Sail and Sign Card: This is your room key, admissions card to get back on board after going ashore in the ports-or-call and your on-board charge card. Since almost every thing on board costs you extra, this card becomes your lifeline. The shore excursions are billed to the same card. We knew going in that we had to be very careful when using this card as it is quite easy to run the bill up. We saw some people on board with two or three kids whose bill was several pages long and easily ran $2000 or more (ouch).
Other Stuff: One of our luggage pieces did not make it to our room. If the luggage tag becomes separated from your luggage, it all gets lined up by the information desk and you get to waffle through it all to find your stuff. We found ours relatively easily. We were concerned about Sea Sickness as my wife gets motion sick very easily. This did not become a problem even though we could definitely feel the ship move significantly and the sea was actually relatively calm. Our single biggest gripe was that there were too many screaming kids running around everywhere. Out of 2500+ guests on board, over 700 were below the age of 16. Don’t get me wrong. I love kids. But this many kids concentrated and bored on the ship, leads to anything but a relaxing time. The pools and hot tubs were constantly overrun by kids. The mandatory tips were another sore spot. Note to Carnival here; just add it into the price of the cruise and pay the staff a bit more. We had splurged for a nicer cabin and ended up on the Veranda deck (#11). This ended up to be a very pleasant thing as not many people, or kids for that matter, walked up and down the hall there. This made for some quite time away from it all. A special note to people on this level; the last three rooms on either side have the view partially blocked by the lifeboats. Also, forget about taking the elevators unless you have a lot of time. They are very slow and will stop on every floor.
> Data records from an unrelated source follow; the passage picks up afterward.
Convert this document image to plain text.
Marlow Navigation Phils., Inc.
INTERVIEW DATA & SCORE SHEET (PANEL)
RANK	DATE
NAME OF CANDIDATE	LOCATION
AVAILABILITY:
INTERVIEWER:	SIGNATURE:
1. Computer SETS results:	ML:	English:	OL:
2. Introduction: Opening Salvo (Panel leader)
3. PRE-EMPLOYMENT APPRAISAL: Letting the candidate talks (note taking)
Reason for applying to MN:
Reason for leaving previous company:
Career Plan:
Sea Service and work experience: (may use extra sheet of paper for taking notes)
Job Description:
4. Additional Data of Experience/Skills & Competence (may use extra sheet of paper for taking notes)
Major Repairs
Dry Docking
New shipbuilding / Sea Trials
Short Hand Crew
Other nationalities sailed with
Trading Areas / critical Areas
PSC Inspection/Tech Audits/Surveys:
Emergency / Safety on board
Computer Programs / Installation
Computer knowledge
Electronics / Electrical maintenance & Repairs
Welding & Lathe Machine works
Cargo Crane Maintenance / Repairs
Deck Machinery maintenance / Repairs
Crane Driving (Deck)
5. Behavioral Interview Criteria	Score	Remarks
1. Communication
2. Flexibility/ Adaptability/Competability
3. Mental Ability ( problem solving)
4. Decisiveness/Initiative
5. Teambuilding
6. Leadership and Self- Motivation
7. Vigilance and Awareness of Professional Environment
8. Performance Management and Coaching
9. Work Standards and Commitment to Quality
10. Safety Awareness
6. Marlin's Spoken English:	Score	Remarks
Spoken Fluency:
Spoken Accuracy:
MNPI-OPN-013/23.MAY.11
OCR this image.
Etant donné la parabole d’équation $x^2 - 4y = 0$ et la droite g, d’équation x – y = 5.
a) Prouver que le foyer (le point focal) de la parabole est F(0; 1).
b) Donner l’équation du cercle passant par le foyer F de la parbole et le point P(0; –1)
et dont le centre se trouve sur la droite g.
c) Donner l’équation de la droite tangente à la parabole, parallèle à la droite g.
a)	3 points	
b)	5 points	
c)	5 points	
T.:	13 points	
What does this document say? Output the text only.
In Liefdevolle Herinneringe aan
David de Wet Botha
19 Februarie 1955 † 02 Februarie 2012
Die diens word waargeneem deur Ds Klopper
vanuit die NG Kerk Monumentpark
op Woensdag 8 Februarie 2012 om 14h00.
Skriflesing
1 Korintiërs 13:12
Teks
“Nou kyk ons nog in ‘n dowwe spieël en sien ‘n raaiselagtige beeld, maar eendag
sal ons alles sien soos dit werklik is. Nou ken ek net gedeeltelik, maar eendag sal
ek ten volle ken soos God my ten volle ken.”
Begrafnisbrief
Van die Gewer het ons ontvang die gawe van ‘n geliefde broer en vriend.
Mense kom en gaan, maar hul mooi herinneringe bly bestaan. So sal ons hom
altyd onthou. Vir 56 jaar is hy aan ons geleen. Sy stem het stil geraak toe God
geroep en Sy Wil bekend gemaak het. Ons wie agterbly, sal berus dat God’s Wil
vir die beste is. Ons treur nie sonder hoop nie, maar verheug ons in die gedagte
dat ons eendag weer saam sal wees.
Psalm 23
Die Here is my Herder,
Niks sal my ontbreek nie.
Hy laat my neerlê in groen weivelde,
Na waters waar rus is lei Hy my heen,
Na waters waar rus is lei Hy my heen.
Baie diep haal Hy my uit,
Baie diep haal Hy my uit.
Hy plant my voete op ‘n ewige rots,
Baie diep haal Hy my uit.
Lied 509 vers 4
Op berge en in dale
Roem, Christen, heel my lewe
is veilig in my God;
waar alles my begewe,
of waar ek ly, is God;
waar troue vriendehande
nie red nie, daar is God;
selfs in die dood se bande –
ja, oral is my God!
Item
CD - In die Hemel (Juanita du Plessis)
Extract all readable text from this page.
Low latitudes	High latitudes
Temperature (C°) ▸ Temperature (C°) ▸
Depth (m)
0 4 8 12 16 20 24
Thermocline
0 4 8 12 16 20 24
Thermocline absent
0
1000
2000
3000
Debarkation: This was the icing on the cake. First you must vacate your cabin by 8am. Then you go through immigration on board (in order by color which depends on were in the ship you room is). This process will take time. The last color got called around 10:30am. Then you get to sit around in the Mikado Lounge, Promenade deck, or Lido deck and twiddle your thumbs until your color gets called to leave the ship. You have the option of doing a “Self Assist” when leaving your ship, which means you can be the second group off (right behind those that are about to miss their flight out of Houston). The only catch here is that you have to hand carry all of your belongings yourself and no carts are their to help you. Pack very light if you wish to do this.
Overall Impression: This was our first cruise ever. Based on our experience this time, we will most likely never do another cruise, especially not with Carnival. The pricing of the cruise is a bit deceiving. Our cruise price was about $2700 for two adults in an upgraded room with balcony, but after everything was said and done (shore excursions, drinks, mandatory tips, etc.), the real price was closer to $4000. Even though one may think a cruise for two can be less than $1200, rest assured that by the time you walk off the ship, you will have spent a lot more.
All this having been said, we did have an ok time. Not great, not terrible, but ok.